You see, my family gathers every few years at a “castle,” which is really some old mansion now run by Christian Retreat Ministries or something.  The Castle is in the hills above Oil City, Pennsylvania, where my dad grew up.  Last time I was in Oil City was more than 10 years ago.  I remember it well since I was in college and my brothers and I were forced to stay in a room with uncomfortable bunk beds and no air conditioning.  When my father asked if we’d like to head to the family reunion this year, we said yes, but we’d definitely like to stay in a the hotel in Oil City, the Arlington Hotel.

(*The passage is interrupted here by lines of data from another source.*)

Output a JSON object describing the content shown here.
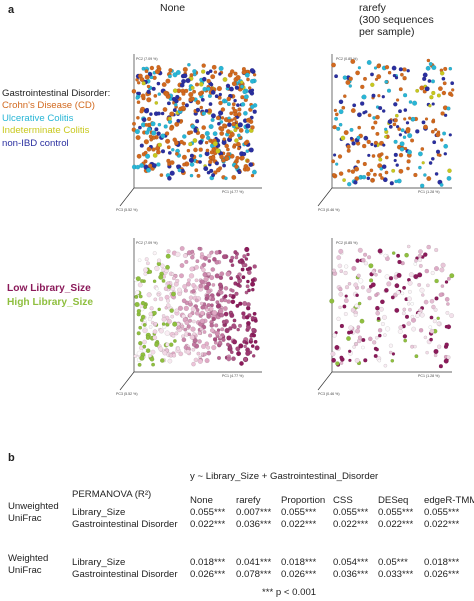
{
  "panel_a": {
    "label": "a",
    "columns": [
      {
        "title": "None"
      },
      {
        "title_lines": [
          "rarefy",
          "(300 sequences",
          "per sample)"
        ]
      }
    ],
    "legend_disorder": {
      "title": "Gastrointestinal Disorder:",
      "items": [
        {
          "label": "Crohn's Disease (CD)",
          "color": "#d2691e"
        },
        {
          "label": "Ulcerative Colitis",
          "color": "#29b6d6"
        },
        {
          "label": "Indeterminate Colitis",
          "color": "#c8c81e"
        },
        {
          "label": "non-IBD control",
          "color": "#2a2fa0"
        }
      ]
    },
    "legend_library": {
      "items": [
        {
          "label": "Low Library_Size",
          "color": "#8b1a5a"
        },
        {
          "label": "High Library_Size",
          "color": "#8fbf3f"
        }
      ]
    },
    "plots": {
      "top_left": {
        "pc1": "PC1 (4.77 %)",
        "pc2": "PC2 (7.09 %)",
        "pc3": "PC3 (5.52 %)"
      },
      "top_right": {
        "pc1": "PC1 (1.28 %)",
        "pc2": "PC2 (0.85 %)",
        "pc3": "PC3 (0.46 %)"
      },
      "bottom_left": {
        "pc1": "PC1 (4.77 %)",
        "pc2": "PC2 (7.09 %)",
        "pc3": "PC3 (5.52 %)"
      },
      "bottom_right": {
        "pc1": "PC1 (1.28 %)",
        "pc2": "PC2 (0.85 %)",
        "pc3": "PC3 (0.46 %)"
      }
    }
  },
  "panel_b": {
    "label": "b",
    "formula": "y ~ Library_Size + Gastrointestinal_Disorder",
    "header_label": "PERMANOVA (R²)",
    "methods": [
      "None",
      "rarefy",
      "Proportion",
      "CSS",
      "DESeq",
      "edgeR-TMM"
    ],
    "groups": [
      {
        "name_lines": [
          "Unweighted",
          "UniFrac"
        ],
        "rows": [
          {
            "variable": "Library_Size",
            "values": [
              "0.055***",
              "0.007***",
              "0.055***",
              "0.055***",
              "0.055***",
              "0.055***"
            ]
          },
          {
            "variable": "Gastrointestinal Disorder",
            "values": [
              "0.022***",
              "0.036***",
              "0.022***",
              "0.022***",
              "0.022***",
              "0.022***"
            ]
          }
        ]
      },
      {
        "name_lines": [
          "Weighted",
          "UniFrac"
        ],
        "rows": [
          {
            "variable": "Library_Size",
            "values": [
              "0.018***",
              "0.041***",
              "0.018***",
              "0.054***",
              "0.05***",
              "0.018***"
            ]
          },
          {
            "variable": "Gastrointestinal Disorder",
            "values": [
              "0.026***",
              "0.078***",
              "0.026***",
              "0.036***",
              "0.033***",
              "0.026***"
            ]
          }
        ]
      }
    ],
    "footnote": "*** p < 0.001"
  }
}
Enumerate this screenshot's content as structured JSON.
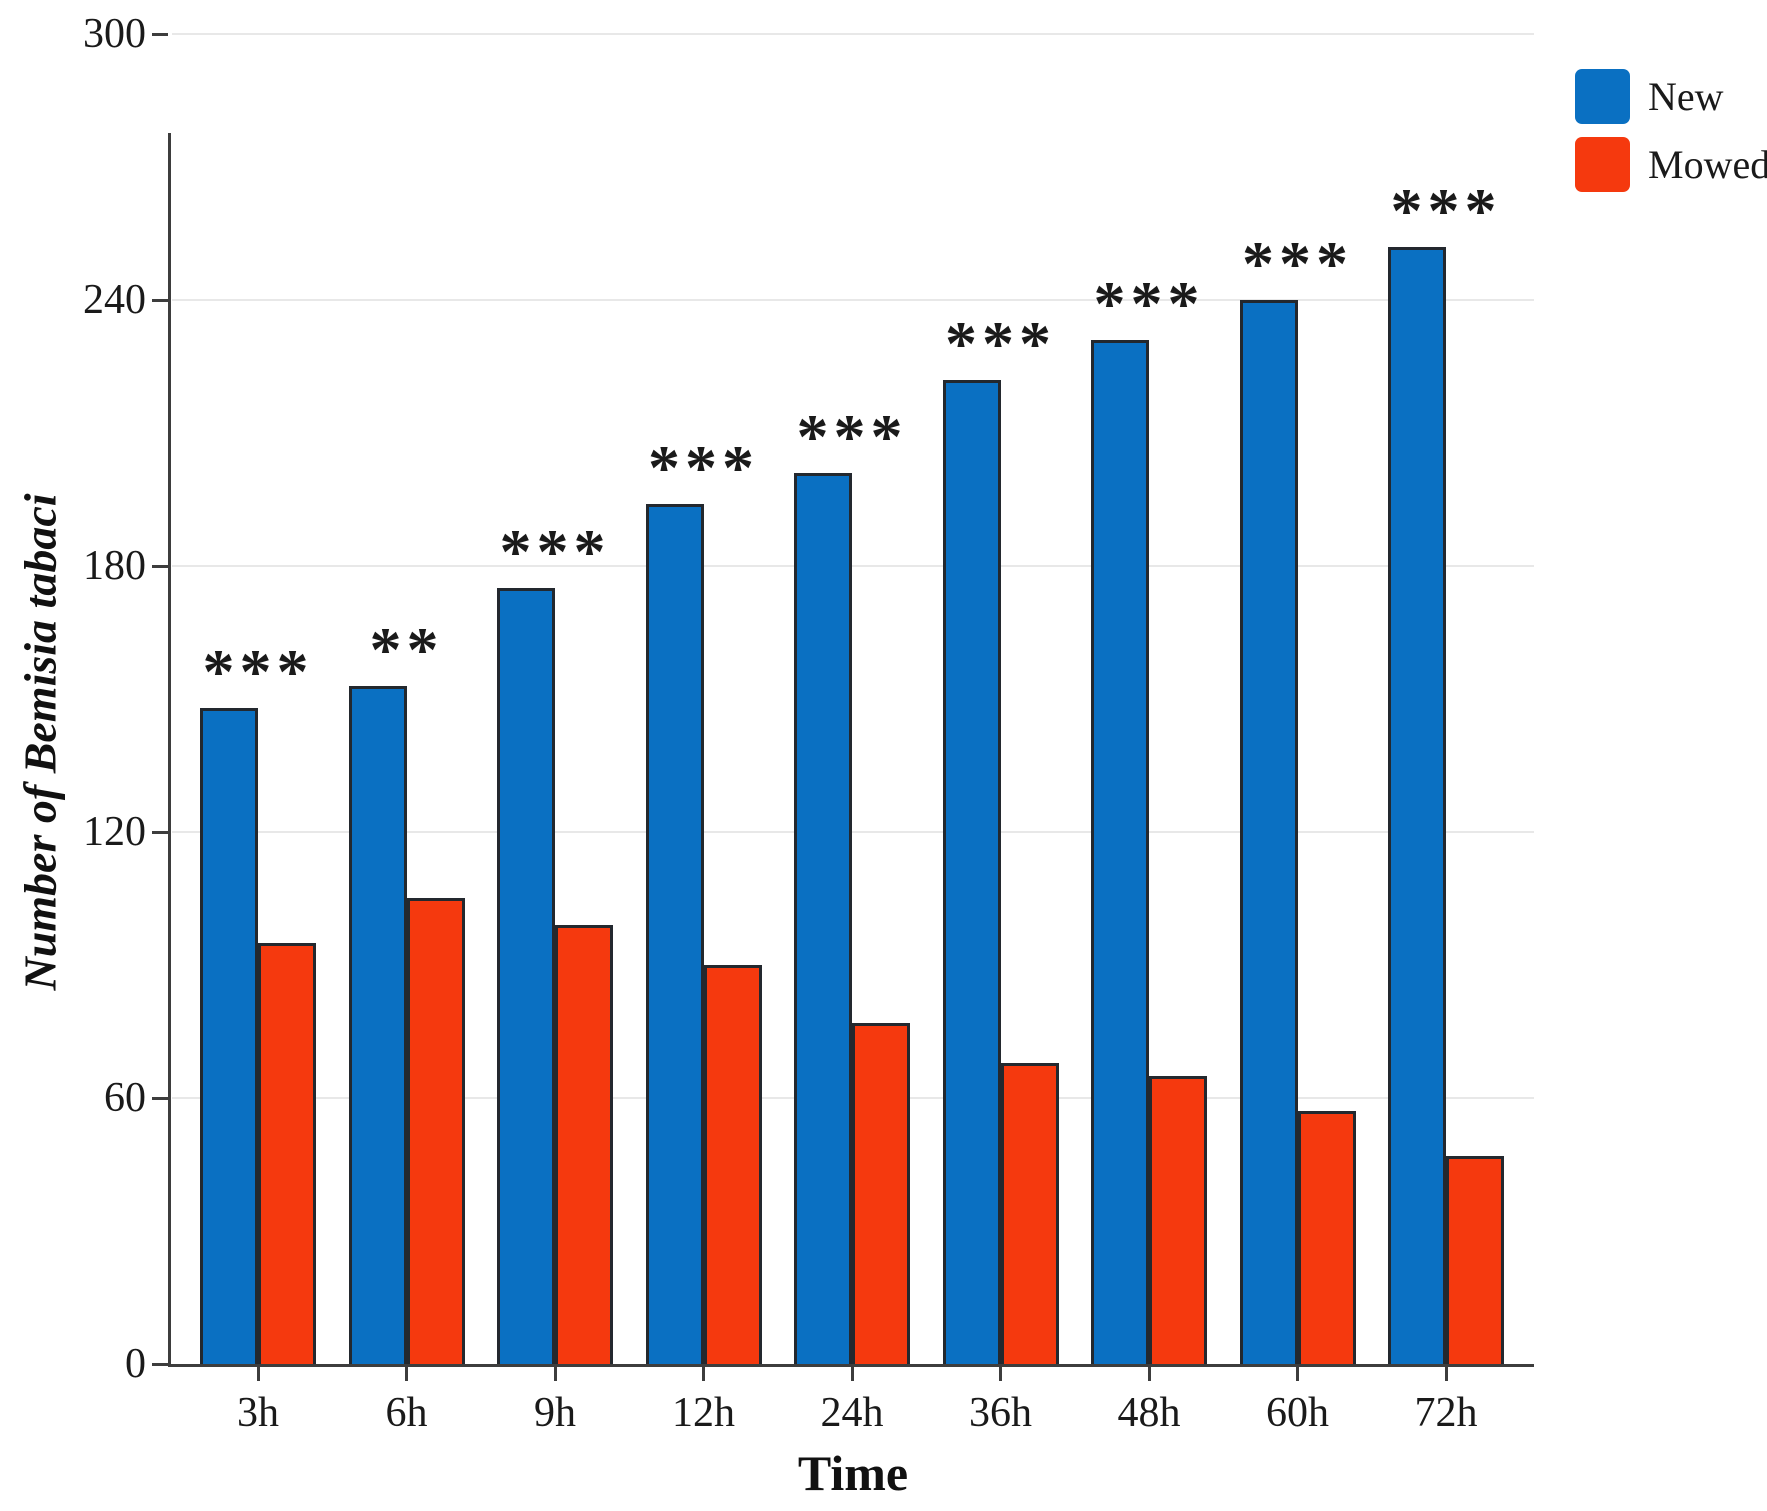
{
  "figure": {
    "background": "#ffffff",
    "text_color": "#1a1a1a",
    "axis_color": "#3d3d3d",
    "grid_color": "#e8e8e8",
    "bar_border_color": "#23282e"
  },
  "legend": {
    "items": [
      {
        "label": "New",
        "color": "#0a70c2"
      },
      {
        "label": "Mowed",
        "color": "#f5390e"
      }
    ]
  },
  "chart_data": {
    "type": "bar",
    "title": "",
    "xlabel": "Time",
    "ylabel": "Number of Bemisia tabaci",
    "categories": [
      "3h",
      "6h",
      "9h",
      "12h",
      "24h",
      "36h",
      "48h",
      "60h",
      "72h"
    ],
    "series": [
      {
        "name": "New",
        "color": "#0a70c2",
        "values": [
          148,
          153,
          175,
          194,
          201,
          222,
          231,
          240,
          252
        ]
      },
      {
        "name": "Mowed",
        "color": "#f5390e",
        "values": [
          95,
          105,
          99,
          90,
          77,
          68,
          65,
          57,
          47
        ]
      }
    ],
    "significance_labels": [
      "***",
      "**",
      "***",
      "***",
      "***",
      "***",
      "***",
      "***",
      "***"
    ],
    "yticks": [
      0,
      60,
      120,
      180,
      240,
      300
    ],
    "ylim": [
      0,
      300
    ],
    "grid": true,
    "legend_position": "top-right"
  }
}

The Arlington was originally a Holiday Inn.  When my father was growing up, Oil City was a boomin’ town with a number of oil companies, including Quaker State and Pennzoil, all claiming Oil City as their headquarters.  After most of the oil was pumped from the Earth there, the companies moved to Texas.  Subsequently, the town diminished in size by more than half of the 25,000 person population into its current size of about 11,000 people.  I suppose the Holiday Inn couldn’t support a hotel in a depressed town that size with no real major highway running anywhere close, so the Arlington owners took it over.

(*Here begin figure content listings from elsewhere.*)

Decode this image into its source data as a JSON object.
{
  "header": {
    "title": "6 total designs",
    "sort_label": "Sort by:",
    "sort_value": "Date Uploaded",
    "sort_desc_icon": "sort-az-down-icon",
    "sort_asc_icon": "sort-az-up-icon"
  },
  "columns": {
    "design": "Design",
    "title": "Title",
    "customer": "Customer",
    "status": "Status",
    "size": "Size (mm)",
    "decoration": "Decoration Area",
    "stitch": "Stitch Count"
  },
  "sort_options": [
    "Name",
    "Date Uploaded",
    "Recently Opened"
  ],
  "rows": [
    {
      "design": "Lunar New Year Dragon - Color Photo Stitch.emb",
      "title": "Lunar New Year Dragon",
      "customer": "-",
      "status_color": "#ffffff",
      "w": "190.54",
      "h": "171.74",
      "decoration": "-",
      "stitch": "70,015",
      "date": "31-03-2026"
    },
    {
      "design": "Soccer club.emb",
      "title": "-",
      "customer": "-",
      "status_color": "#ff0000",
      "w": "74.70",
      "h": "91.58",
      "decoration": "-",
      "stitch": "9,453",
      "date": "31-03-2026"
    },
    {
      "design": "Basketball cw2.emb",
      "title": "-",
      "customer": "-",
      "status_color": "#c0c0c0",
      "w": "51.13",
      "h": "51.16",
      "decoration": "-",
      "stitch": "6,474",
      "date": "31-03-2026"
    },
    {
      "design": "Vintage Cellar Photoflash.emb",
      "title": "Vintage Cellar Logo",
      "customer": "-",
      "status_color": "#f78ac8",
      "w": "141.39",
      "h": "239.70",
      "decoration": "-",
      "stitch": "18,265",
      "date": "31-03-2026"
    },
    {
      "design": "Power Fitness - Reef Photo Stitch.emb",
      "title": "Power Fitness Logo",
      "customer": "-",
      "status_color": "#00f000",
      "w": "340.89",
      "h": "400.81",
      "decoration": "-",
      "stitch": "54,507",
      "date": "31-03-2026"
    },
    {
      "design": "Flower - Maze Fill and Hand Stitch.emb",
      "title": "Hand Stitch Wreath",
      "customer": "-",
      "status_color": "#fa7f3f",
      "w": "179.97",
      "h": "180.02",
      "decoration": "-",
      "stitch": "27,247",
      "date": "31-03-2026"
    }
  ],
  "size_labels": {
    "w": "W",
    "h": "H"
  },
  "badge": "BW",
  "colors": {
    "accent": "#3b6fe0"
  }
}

I was happy to stay at the Arlington, and on the Saturday night of the reunion, my parents, Josh, Deidra and I went back to Kate’s Bar at the Arlington.  Kate’s was fantastic, just what a small town Midwest bar should be;  pool tables, darts, more AC/DC than I knew existed, NASCAR promotions everywhere, and $6 Bud Light Pitchers.  We made ourselves at home at Kate’s and in doing so, doubled the bar’s clientele.  As time passed and more people started funneling into the bar, Josh made the very astute observation that there were a lot of really hot girls in the hotel, and not just “hot for Oil City.”  We were eventually able to ascertain that there was a wedding reception at the hotel for someone who grew up in Oil City but now no longer lives there, and the wedding was the reason for the staggering surge in hot drunk girls in Oil City.

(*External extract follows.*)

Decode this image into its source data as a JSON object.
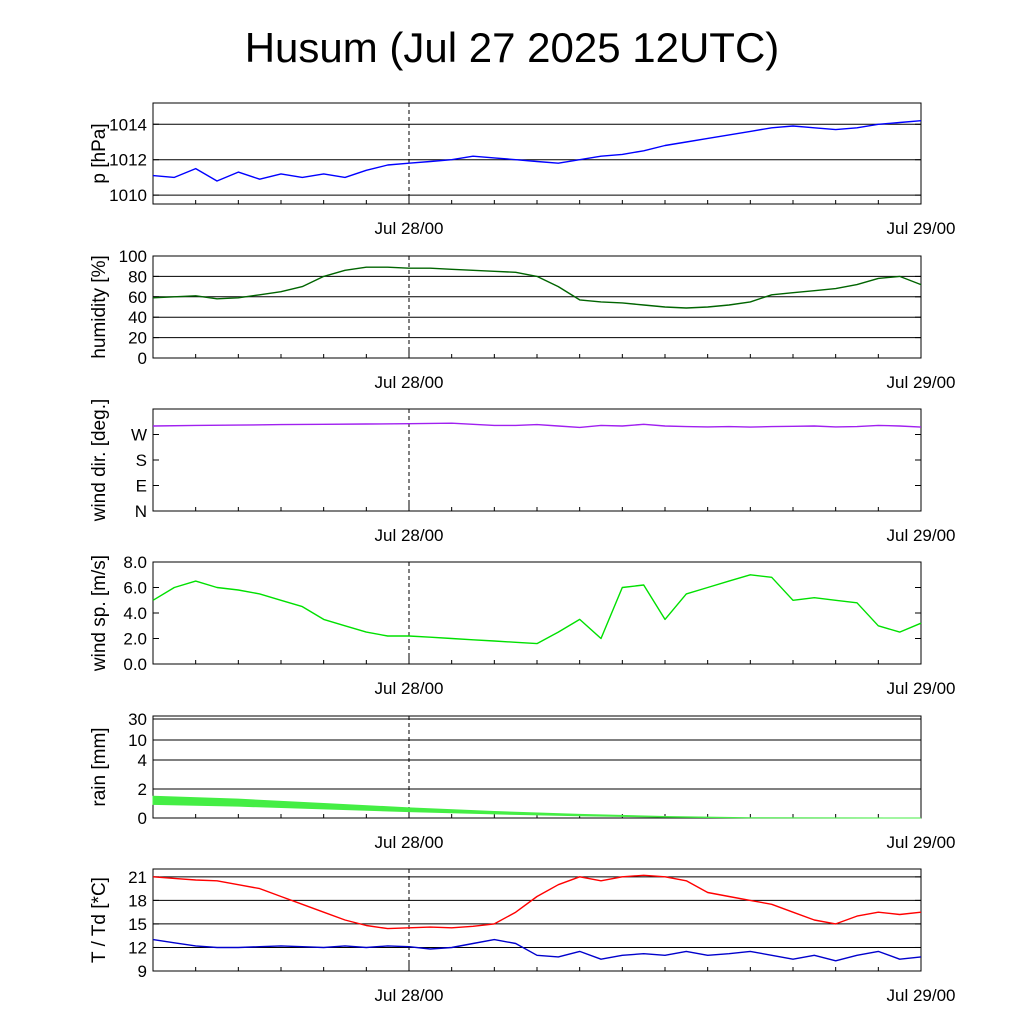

Once Kate’s Bar became sufficiently crowded with enough drunk souls to make the place feel like a party, Josh, Deidra and I decided to drink until closing time.  We then left Kate’s and took the elevator to our floor.  The Arlington owners had clearly not updated the Elevator since the black gold rush, and I decided to take a picture of the outdated elevator.

arlington elevator

While the above picture admittedly sucks, it proves that “everything happens for a reason.”  Because I took this picture, I didn’t get off on my floor and took the elevator to the wrong floor.  And because I got off on the wrong floor, I decided to take the stairs down one level, being that even my semi-inebriated legs could move significantly faster than the outdated elevator.  And because I took the stairs, I ran across Bido, a groomsman who apparently lost his way back to his room and decided that the stairwell of the Arlington was as good a place as any to get some shuteye.

Craig Bido Closeup
Bido probably thought the tile floor and concrete wall were nice and cool

I didn’t try to talk to the guy, and instead snapped a couple of pictures.  Feeling Bido’s pain, I decided someone should get him back to his room.  I decided I’d find someone from the wedding party who knew the groomsman, and soon came upon two girls crying in their bridesmaid dresses, having one of those “We’re-drunk-at-a-wedding-living-our-most-precious-moments-I-love-you-we’ll-be-friends-forever” heart to hearts.  I happily interrupted them and proudly showed them the pictures I had taken and asked if they knew the guy in the photos.  They identified him as Criag Bido, so I escorted them to Craig Bido and we woke him from his alcohol induced slumber.  The girls helped him back to his room and I went to bed, but not before recalling my adventure to Josh and Deidra.  And finishing a Coors Light given to me by a friendly drunk wedding attendee who had just hit McDonald’s and an ice chest.


Villa Italia has whatever you’re looking for…

The next day, I saw the girls at Villa Italia, one of only a couple restaurants in town.  The girls thanked me for alerting them to Bido’s situation, noting that Bido’s fiancée was super pissed off when they took him back to his room.  I responded that she would’ve been much more agitated had the guy woken up in the stairwell and stumbled in sometime the next morning.  Then I showed the pictures of Bido to the girls and their parents and we all had a great laugh at Bido’s expense.


1 Comment for 'Meet Craig Bido'

  1.  
    Ryan Geil
    July 21, 2008 | 10:12 am
     

    I don’t know if it’s the passed out nature or if it is his features, but he looks strangely like Cousin Michael in these photos.